In 2008 the press received the Governor's Award in the Humanities.

==Publications==
The UGA Press publishes 70–80 titles each year of scholarly and academic, regional, and literary works with a focus on American and Southern studies. It is also a leading publisher of African-American studies, civil rights history and environmental studies. The imprint Brown Thrasher Books issues reprints of Georgia classics.

The Flannery O'Connor Award for Short Fiction was established by Charles East, then the editor-in-chief of the UGA Press, in 1983 to recognize gifted young writers. The press is also a long-time publisher of creative writing through books published in conjunction with the Flannery O’Connor Award for Short Fiction, the Association of Writers & Writing Programs - Associated Writers and Writing Programs Award for Creative Nonfiction, the Cave Canem Poetry Prize, Crux: The Georgia Series in Literary Nonfiction, the National Poetry Series, and other literary competitions and series. The publishing program has been nationally recognized, and in recent years a number of books published by the press have won major awards.

In conjunction with the Georgia Humanities Council and GALILEO, the UGA Press created the New Georgia Encyclopedia, an online resource of Georgia history.

The UGA Press has successfully published original novels and works by writers such as Rick Bass, Erskine Caldwell, Terry Kay, Barry Lopez, Judith Ortiz Cofer, Mary Hood, Harry Crews, Tom Wicker, Calvin Trillin, Roy Blount, Jr., Eugene Genovese, Rebecca Solnit, David Carkeet (of Campus Sexpot fame), and Catherine Clinton.

==Controversies==
The press has been the subject of several scandals.

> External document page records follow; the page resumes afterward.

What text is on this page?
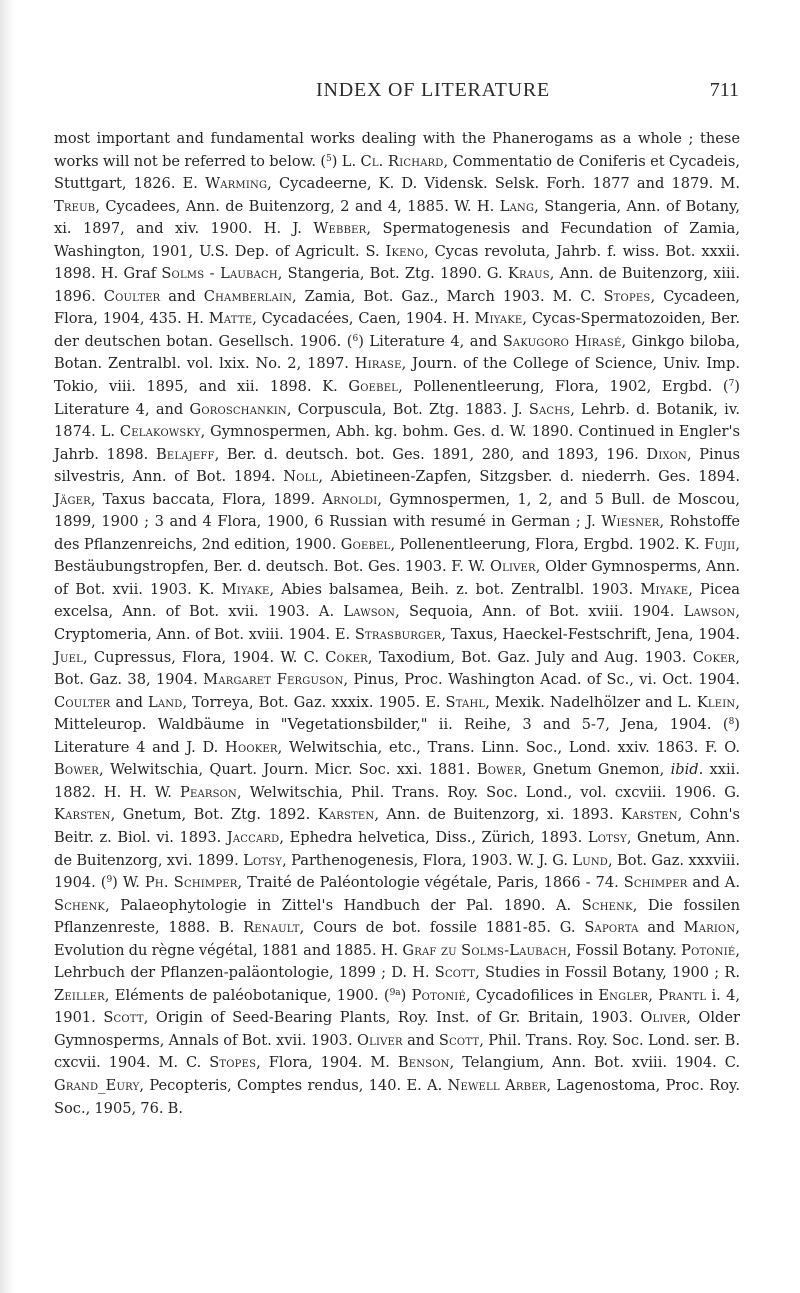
INDEX OF LITERATURE	711

most important and fundamental works dealing with the Phanerogams as a whole ; these works will not be referred to below. ($^5$) L. Cl. Richard, Commentatio de Coniferis et Cycadeis, Stuttgart, 1826. E. Warming, Cycadeerne, K. D. Vidensk. Selsk. Forh. 1877 and 1879. M. Treub, Cycadees, Ann. de Buitenzorg, 2 and 4, 1885. W. H. Lang, Stangeria, Ann. of Botany, xi. 1897, and xiv. 1900. H. J. Webber, Spermatogenesis and Fecundation of Zamia, Washington, 1901, U.S. Dep. of Agricult. S. Ikeno, Cycas revoluta, Jahrb. f. wiss. Bot. xxxii. 1898. H. Graf Solms - Laubach, Stangeria, Bot. Ztg. 1890. G. Kraus, Ann. de Buitenzorg, xiii. 1896. Coulter and Chamberlain, Zamia, Bot. Gaz., March 1903. M. C. Stopes, Cycadeen, Flora, 1904, 435. H. Matte, Cycadacées, Caen, 1904. H. Miyake, Cycas-Spermatozoiden, Ber. der deutschen botan. Gesellsch. 1906. ($^6$) Literature 4, and Sakugoro Hirasé, Ginkgo biloba, Botan. Zentralbl. vol. lxix. No. 2, 1897. Hirase, Journ. of the College of Science, Univ. Imp. Tokio, viii. 1895, and xii. 1898. K. Goebel, Pollenentleerung, Flora, 1902, Ergbd. ($^7$) Literature 4, and Goroschankin, Corpuscula, Bot. Ztg. 1883. J. Sachs, Lehrb. d. Botanik, iv. 1874. L. Celakowsky, Gymnospermen, Abh. kg. bohm. Ges. d. W. 1890. Continued in Engler's Jahrb. 1898. Belajeff, Ber. d. deutsch. bot. Ges. 1891, 280, and 1893, 196. Dixon, Pinus silvestris, Ann. of Bot. 1894. Noll, Abietineen-Zapfen, Sitzgsber. d. niederrh. Ges. 1894. Jäger, Taxus baccata, Flora, 1899. Arnoldi, Gymnospermen, 1, 2, and 5 Bull. de Moscou, 1899, 1900 ; 3 and 4 Flora, 1900, 6 Russian with resumé in German ; J. Wiesner, Rohstoffe des Pflanzenreichs, 2nd edition, 1900. Goebel, Pollenentleerung, Flora, Ergbd. 1902. K. Fujii, Bestäubungstropfen, Ber. d. deutsch. Bot. Ges. 1903. F. W. Oliver, Older Gymnosperms, Ann. of Bot. xvii. 1903. K. Miyake, Abies balsamea, Beih. z. bot. Zentralbl. 1903. Miyake, Picea excelsa, Ann. of Bot. xvii. 1903. A. Lawson, Sequoia, Ann. of Bot. xviii. 1904. Lawson, Cryptomeria, Ann. of Bot. xviii. 1904. E. Strasburger, Taxus, Haeckel-Festschrift, Jena, 1904. Juel, Cupressus, Flora, 1904. W. C. Coker, Taxodium, Bot. Gaz. July and Aug. 1903. Coker, Bot. Gaz. 38, 1904. Margaret Ferguson, Pinus, Proc. Washington Acad. of Sc., vi. Oct. 1904. Coulter and Land, Torreya, Bot. Gaz. xxxix. 1905. E. Stahl, Mexik. Nadelhölzer and L. Klein, Mitteleurop. Waldbäume in "Vegetationsbilder," ii. Reihe, 3 and 5-7, Jena, 1904. ($^8$) Literature 4 and J. D. Hooker, Welwitschia, etc., Trans. Linn. Soc., Lond. xxiv. 1863. F. O. Bower, Welwitschia, Quart. Journ. Micr. Soc. xxi. 1881. Bower, Gnetum Gnemon, ibid. xxii. 1882. H. H. W. Pearson, Welwitschia, Phil. Trans. Roy. Soc. Lond., vol. cxcviii. 1906. G. Karsten, Gnetum, Bot. Ztg. 1892. Karsten, Ann. de Buitenzorg, xi. 1893. Karsten, Cohn's Beitr. z. Biol. vi. 1893. Jaccard, Ephedra helvetica, Diss., Zürich, 1893. Lotsy, Gnetum, Ann. de Buitenzorg, xvi. 1899. Lotsy, Parthenogenesis, Flora, 1903. W. J. G. Lund, Bot. Gaz. xxxviii. 1904. ($^9$) W. Ph. Schimper, Traité de Paléontologie végétale, Paris, 1866 - 74. Schimper and A. Schenk, Palaeophytologie in Zittel's Handbuch der Pal. 1890. A. Schenk, Die fossilen Pflanzenreste, 1888. B. Renault, Cours de bot. fossile 1881-85. G. Saporta and Marion, Evolution du règne végétal, 1881 and 1885. H. Graf zu Solms-Laubach, Fossil Botany. Potonié, Lehrbuch der Pflanzen-paläontologie, 1899 ; D. H. Scott, Studies in Fossil Botany, 1900 ; R. Zeiller, Eléments de paléobotanique, 1900. ($^{9a}$) Potonié, Cycadofilices in Engler, Prantl i. 4, 1901. Scott, Origin of Seed-Bearing Plants, Roy. Inst. of Gr. Britain, 1903. Oliver, Older Gymnosperms, Annals of Bot. xvii. 1903. Oliver and Scott, Phil. Trans. Roy. Soc. Lond. ser. B. cxcvii. 1904. M. C. Stopes, Flora, 1904. M. Benson, Telangium, Ann. Bot. xviii. 1904. C. Grand_Eury, Pecopteris, Comptes rendus, 140. E. A. Newell Arber, Lagenostoma, Proc. Roy. Soc., 1905, 76. B.
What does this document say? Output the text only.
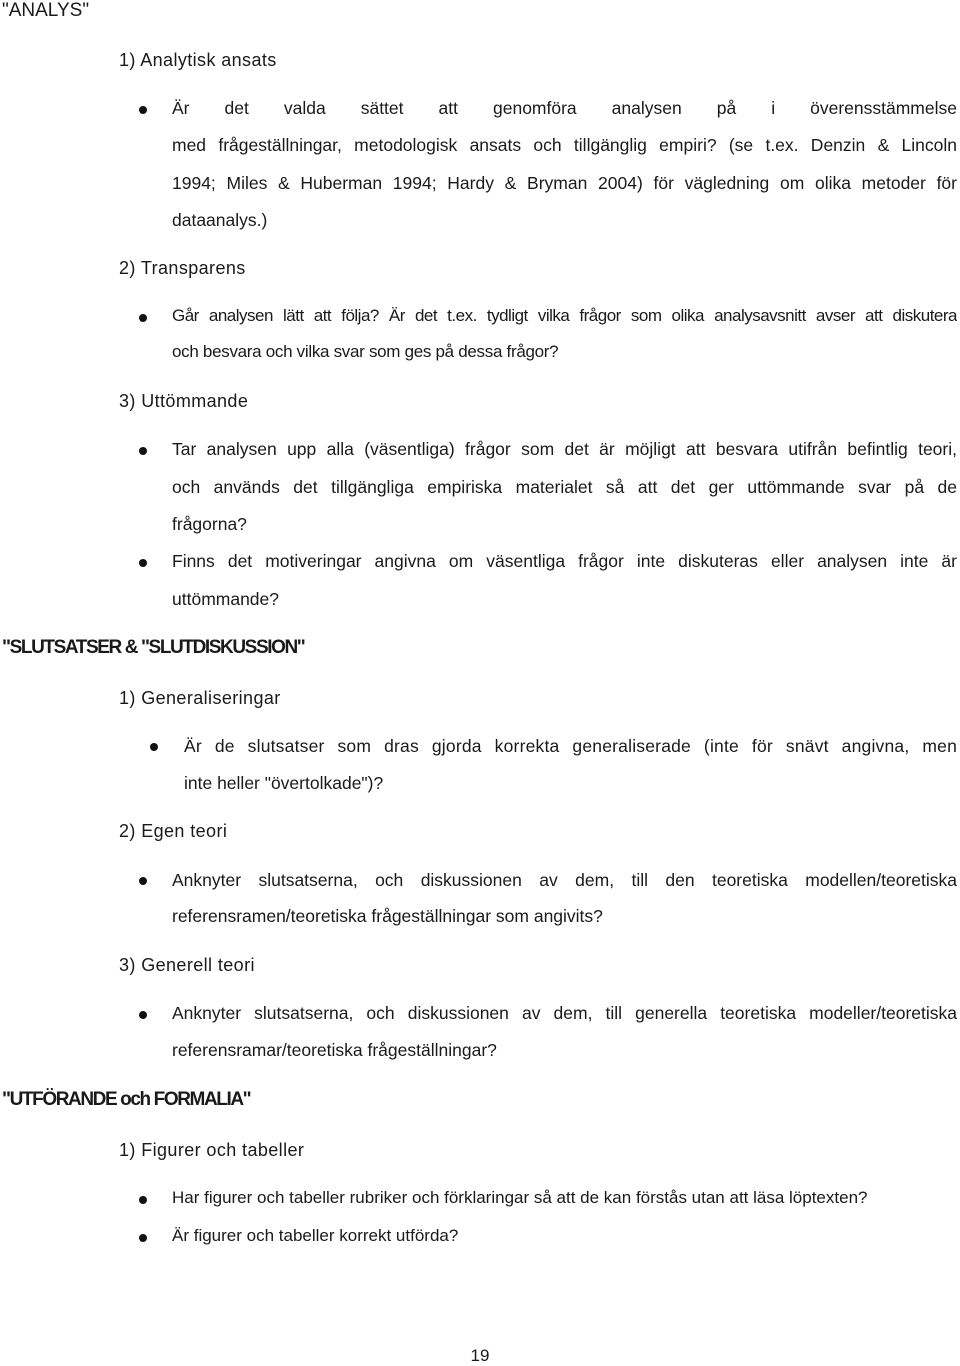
"ANALYS"
1) Analytisk ansats
Är det valda sättet att genomföra analysen på i överensstämmelse
med frågeställningar, metodologisk ansats och tillgänglig empiri? (se t.ex. Denzin & Lincoln
1994; Miles & Huberman 1994; Hardy & Bryman 2004) för vägledning om olika metoder för
dataanalys.)
2) Transparens
Går analysen lätt att följa? Är det t.ex. tydligt vilka frågor som olika analysavsnitt avser att diskutera
och besvara och vilka svar som ges på dessa frågor?
3) Uttömmande
Tar analysen upp alla (väsentliga) frågor som det är möjligt att besvara utifrån befintlig teori,
och används det tillgängliga empiriska materialet så att det ger uttömmande svar på de
frågorna?
Finns det motiveringar angivna om väsentliga frågor inte diskuteras eller analysen inte är
uttömmande?
"SLUTSATSER & "SLUTDISKUSSION"
1) Generaliseringar
Är de slutsatser som dras gjorda korrekta generaliserade (inte för snävt angivna, men
inte heller "övertolkade")?
2) Egen teori
Anknyter slutsatserna, och diskussionen av dem, till den teoretiska modellen/teoretiska
referensramen/teoretiska frågeställningar som angivits?
3) Generell teori
Anknyter slutsatserna, och diskussionen av dem, till generella teoretiska modeller/teoretiska
referensramar/teoretiska frågeställningar?
"UTFÖRANDE och FORMALIA"
1) Figurer och tabeller
Har figurer och tabeller rubriker och förklaringar så att de kan förstås utan att läsa löptexten?
Är figurer och tabeller korrekt utförda?
19
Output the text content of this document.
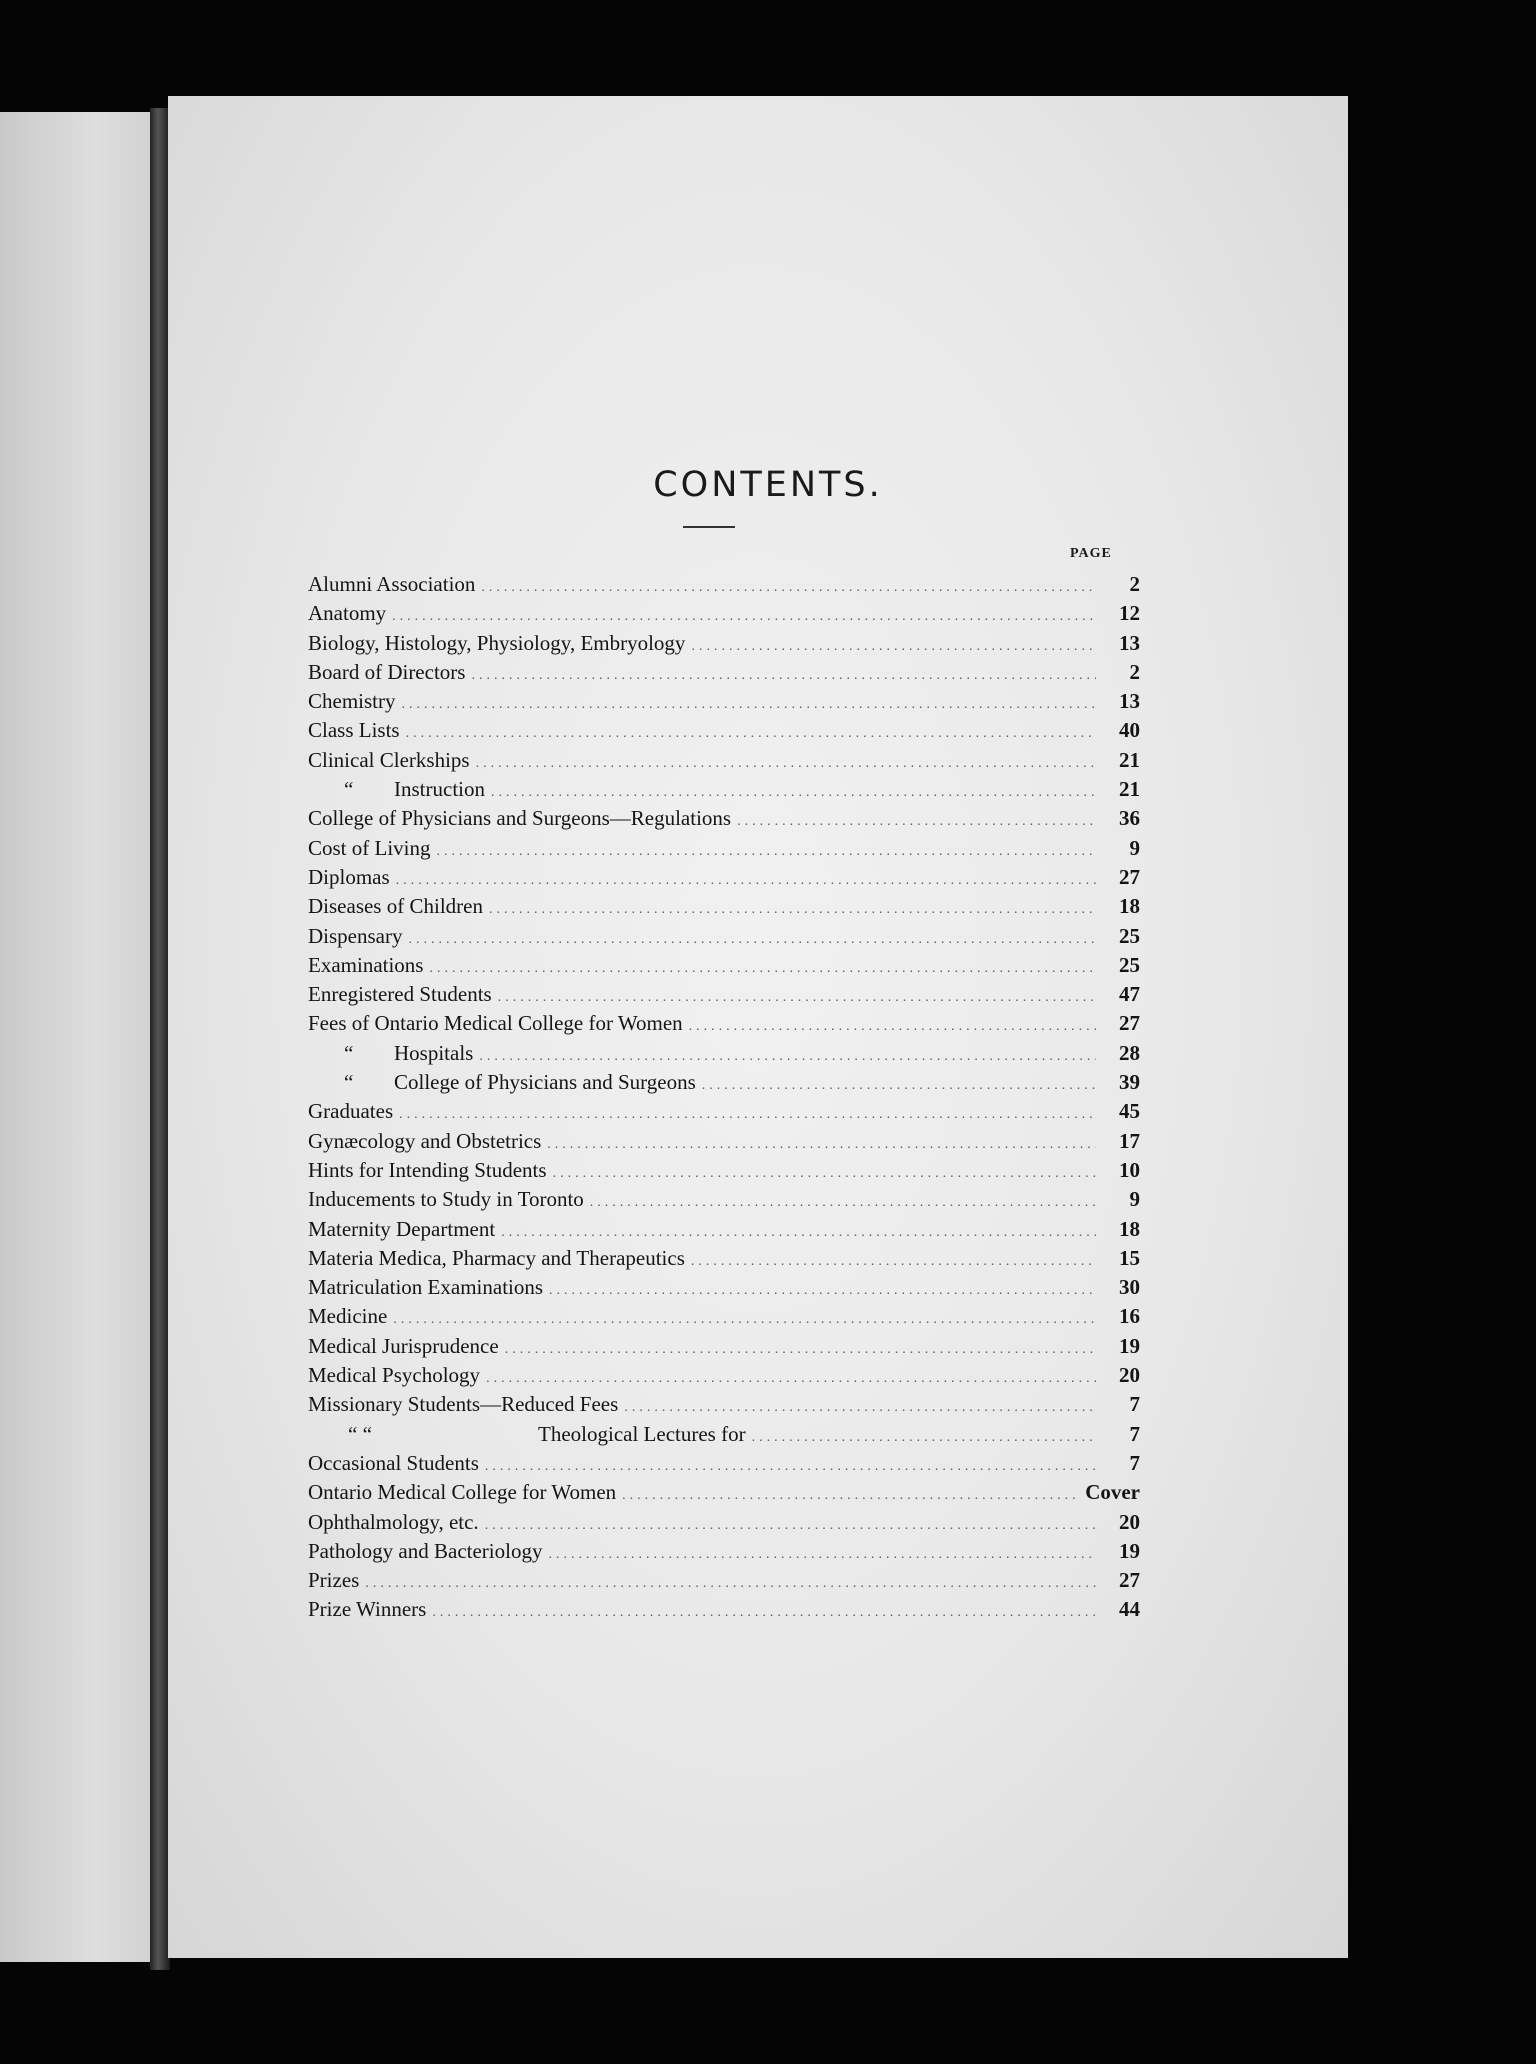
CONTENTS.
PAGE
Alumni Association .....	2
Anatomy .....	12
Biology, Histology, Physiology, Embryology .....	13
Board of Directors .....	2
Chemistry .....	13
Class Lists .....	40
Clinical Clerkships .....	21
“ Instruction .....	21
College of Physicians and Surgeons—Regulations .....	36
Cost of Living .....	9
Diplomas .....	27
Diseases of Children .....	18
Dispensary .....	25
Examinations .....	25
Enregistered Students .....	47
Fees of Ontario Medical College for Women .....	27
“ Hospitals .....	28
“ College of Physicians and Surgeons .....	39
Graduates .....	45
Gynæcology and Obstetrics .....	17
Hints for Intending Students .....	10
Inducements to Study in Toronto .....	9
Maternity Department .....	18
Materia Medica, Pharmacy and Therapeutics .....	15
Matriculation Examinations .....	30
Medicine .....	16
Medical Jurisprudence .....	19
Medical Psychology .....	20
Missionary Students—Reduced Fees .....	7
“ “	Theological Lectures for .....	7
Occasional Students .....	7
Ontario Medical College for Women .....	Cover
Ophthalmology, etc. .....	20
Pathology and Bacteriology .....	19
Prizes .....	27
Prize Winners .....	44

Documents uncovered by the website Foetry.com revealed that the 1999 University of Georgia Contemporary Poetry series prize to Peter M. Sacks had been judged by Jorie Graham, a colleague of Sacks at Harvard University who subsequently married him. Throughout the course of the controversy, series editor Bin Ramke had insisted that judges of the contest be kept secret, and until Foetry.com obtained the names of judges via The Open Records Act, the conflict of interest had been undisclosed. As a result of the critical coverage, Ramke resigned from the editorship of the series. The University of Georgia Press now discloses the names of its poetry judges, who "are instructed to avoid conflicts of interest of all kinds".

On October 27, 2005, the University of Georgia Press rescinded author Brad Vice's Flannery O'Connor Award for Short Fiction and recalled copies of his collection The Bear Bryant Funeral Train. Vice was alleged to have plagiarized sections of one story from Carl Carmer's book Stars Fell on Alabama (1934), a charge that Vice and others dispute.